From Gavin De Becker, The Gift of Fear: Survival Signals that Protect Us from Violence (1998):
"That's true," she said. "Every day I have to predict what the kids will do, and I succeed for reasons I can't explain." After a thoughtful pauses she added: " But I can't predict the behavior of adults."
This is interesting, because the range of behavior children might engage in is far, far greater than it is for adults. Few adults will suddenly throw something across the room and then break into uncontrolled laughter. Few women will, without apparent reason, lift their skirts above their heads or reach over to the next desk at work and grab the eyeglasses right off someone's face. Few adults will pour paint on the floor and then smear it around with their feet. Yet each of these behaviors is familiar to substitute teachers.

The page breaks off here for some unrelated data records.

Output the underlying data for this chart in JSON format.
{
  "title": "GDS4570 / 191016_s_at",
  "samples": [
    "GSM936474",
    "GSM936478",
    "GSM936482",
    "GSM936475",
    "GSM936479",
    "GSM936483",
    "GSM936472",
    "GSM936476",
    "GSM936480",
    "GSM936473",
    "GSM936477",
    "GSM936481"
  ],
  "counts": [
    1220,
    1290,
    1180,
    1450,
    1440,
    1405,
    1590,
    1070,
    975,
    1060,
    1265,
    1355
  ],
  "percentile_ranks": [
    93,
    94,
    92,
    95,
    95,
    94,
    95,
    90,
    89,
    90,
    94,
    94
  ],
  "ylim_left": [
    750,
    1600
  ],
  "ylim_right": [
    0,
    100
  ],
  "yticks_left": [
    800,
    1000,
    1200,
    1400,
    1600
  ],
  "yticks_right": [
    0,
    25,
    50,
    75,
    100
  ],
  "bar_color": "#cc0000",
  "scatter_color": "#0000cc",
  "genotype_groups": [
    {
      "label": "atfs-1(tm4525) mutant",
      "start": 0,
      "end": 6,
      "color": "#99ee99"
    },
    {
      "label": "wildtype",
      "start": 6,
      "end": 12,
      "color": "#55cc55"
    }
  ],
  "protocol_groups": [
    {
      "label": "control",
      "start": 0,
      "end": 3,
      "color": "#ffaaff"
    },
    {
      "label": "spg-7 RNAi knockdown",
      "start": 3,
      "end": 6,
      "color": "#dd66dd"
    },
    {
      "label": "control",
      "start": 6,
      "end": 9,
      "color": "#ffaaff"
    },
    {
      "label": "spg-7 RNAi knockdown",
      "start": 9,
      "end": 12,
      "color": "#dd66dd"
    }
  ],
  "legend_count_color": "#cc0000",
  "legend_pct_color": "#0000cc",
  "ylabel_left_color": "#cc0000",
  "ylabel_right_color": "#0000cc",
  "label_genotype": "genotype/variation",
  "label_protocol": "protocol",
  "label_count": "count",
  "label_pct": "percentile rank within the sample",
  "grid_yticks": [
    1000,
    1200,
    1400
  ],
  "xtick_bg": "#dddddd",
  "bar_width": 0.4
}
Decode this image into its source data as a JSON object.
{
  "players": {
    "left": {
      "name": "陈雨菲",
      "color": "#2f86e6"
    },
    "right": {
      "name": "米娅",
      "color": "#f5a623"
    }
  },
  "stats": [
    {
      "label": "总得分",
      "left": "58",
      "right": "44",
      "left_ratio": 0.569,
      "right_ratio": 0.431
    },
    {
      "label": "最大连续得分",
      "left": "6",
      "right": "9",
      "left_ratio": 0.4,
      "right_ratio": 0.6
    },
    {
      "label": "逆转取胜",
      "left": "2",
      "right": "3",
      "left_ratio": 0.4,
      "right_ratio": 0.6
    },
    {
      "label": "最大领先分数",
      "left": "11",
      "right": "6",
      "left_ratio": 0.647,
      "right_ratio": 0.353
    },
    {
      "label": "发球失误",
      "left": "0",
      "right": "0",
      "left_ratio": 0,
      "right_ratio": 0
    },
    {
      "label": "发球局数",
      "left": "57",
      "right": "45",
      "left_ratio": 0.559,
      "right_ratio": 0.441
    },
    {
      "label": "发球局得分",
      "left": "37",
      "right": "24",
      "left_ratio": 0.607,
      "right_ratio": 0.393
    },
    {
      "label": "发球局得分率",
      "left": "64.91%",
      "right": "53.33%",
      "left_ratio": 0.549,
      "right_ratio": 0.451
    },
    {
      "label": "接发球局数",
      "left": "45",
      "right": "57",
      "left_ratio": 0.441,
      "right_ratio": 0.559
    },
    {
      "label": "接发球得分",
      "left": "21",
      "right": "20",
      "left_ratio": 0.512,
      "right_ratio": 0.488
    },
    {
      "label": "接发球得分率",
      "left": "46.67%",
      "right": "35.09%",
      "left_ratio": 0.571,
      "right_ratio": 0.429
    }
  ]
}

What is the meaning of the sentence placed in bold?
My impression of the excerpted language is that the author is reflecting on the fact that children often behave in ways that adults do not, and yet children's behavior is somehow easier to respond to and manage than adults' behavior because children's behavior has an element of guilelessness or a simplicity of motive and action that makes it easier to calm or defuse.
As for the portion of the sentence that the poster finds baffling, "lift their skirts above their heads" means precisely what it sounds like: a four- or five-year-old child wearing a skirt may suddenly decide to lift it up over her head, for no explicable reason other than that it suddenly struck her as an interesting or fun thing to do.
Likewise, "reach over to the next desk at work and grab the eyeglasses right off someone's face" refers to a situation where a child is sitting at a school desk next to someone else sitting at a school desk, and the first child suddenly reaches over and takes the eyeglasses that the second child is wearing off his or her face. Again, the motive is obscure but may well be nothing deeper than the first child's sudden impulse to take them off the second child or to try them on himself or herself.
The author includes the words "at work" in this phrase to emphasize that in a work situation involving adults, no such behavior would be at all likely to occur—and if it did, it would be rather shocking—whereas in the context of a children's classroom the behavior may be deemed naughty or inappropriate, but it is hardly shocking (to the author, anyway).
The meaning of those phrases is their literal meaning. If you do not understand any of the words, you can look them up in a dictionary.
The passage is saying that children will, when faced with a substitute teacher, misbehave. Examples of such behavior include lifting one's skirt above one's head (if one is wearing a skirt, presumably) and removing one's neighbor's eyeglasses.